Türkiye Kırmızı Et Üreticileri Merkez Birliği Genel Başkanı Bülent Tunç, üretici ve esnafla aynı görüşte değil. Yılın bazı aylarında et stokunda azalma olsa da bunun genele yayılmayacağını söylüyor. Tunç’a göre piyasada et kıtlığı beklenmiyor. Doğru planlama ile et üretiminin sürdürülebilir kılınacağını ifade ediyor.

“Her şeyin bedeli olduğu gibi etin de bir bedeli var. Ama şu anda üretimle ilgili en ufak bir sıkıntı olmadığını söyleyebilirim. Her şey planlı ve doğru yapılıyor. Yeni bakanımız sektörden birisi, kendisi tarım komisyonu başkanlığı da yapmış. Bizleri daha iyi anladığını ve üretimin dengeli bir şekilde sürdürülebileceğini düşünüyorum.”

Et fiyatlarının zamlanmasıyla üreticinin nefes aldığını belirterek, sektörün daha çok üretmeye istekli olduğunu söylüyor: “Bizim üreticimizin tek endişesi şuydu: Üretiyordu, ürettiğinin karşılığını alamıyordu. Şu anda üretici kar etmese bile zarar da etmiyor.
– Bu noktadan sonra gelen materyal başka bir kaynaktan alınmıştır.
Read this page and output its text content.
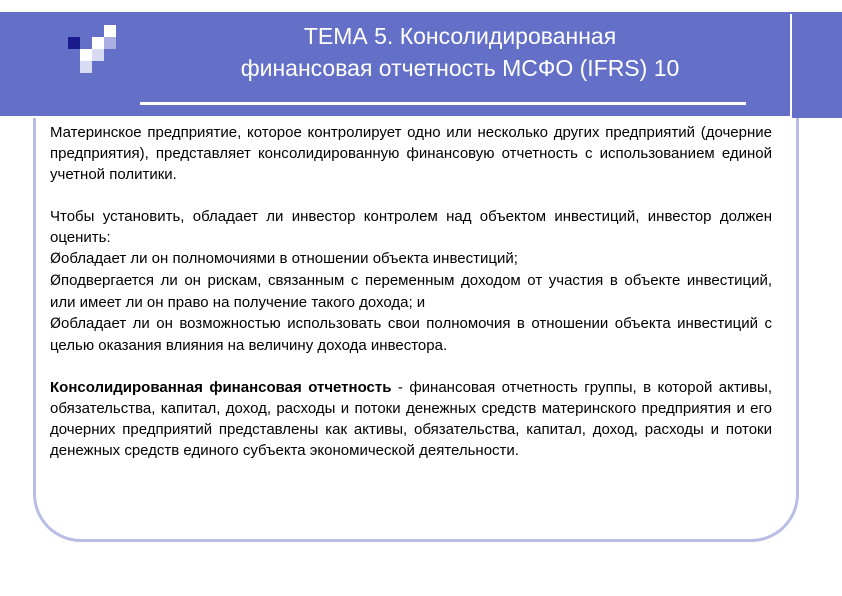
ТЕМА 5. Консолидированная
финансовая отчетность МСФО (IFRS) 10

Материнское предприятие, которое контролирует одно или несколько других предприятий (дочерние предприятия), представляет консолидированную финансовую отчетность с использованием единой учетной политики.

Чтобы установить, обладает ли инвестор контролем над объектом инвестиций, инвестор должен оценить:

Øобладает ли он полномочиями в отношении объекта инвестиций;

Øподвергается ли он рискам, связанным с переменным доходом от участия в объекте инвестиций, или имеет ли он право на получение такого дохода; и

Øобладает ли он возможностью использовать свои полномочия в отношении объекта инвестиций с целью оказания влияния на величину дохода инвестора.

Консолидированная финансовая отчетность - финансовая отчетность группы, в которой активы, обязательства, капитал, доход, расходы и потоки денежных средств материнского предприятия и его дочерних предприятий представлены как активы, обязательства, капитал, доход, расходы и потоки денежных средств единого субъекта экономической деятельности.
Endişemiz şu, dünyadan kaynaklı bazı sorunlar ülkemize etki ediyor ve üretici de tüketici de bundan nasibini alıyor.”

Son üç yılda çok sayıda üreticinin piyasadan çekildiğini belirten uzmanlar, kırmızı ette arz güvenliğinin sağlanabilmesi için üreticilerin sürdürülebilir kazanç elde etmesi gerektiğini vurguluyor.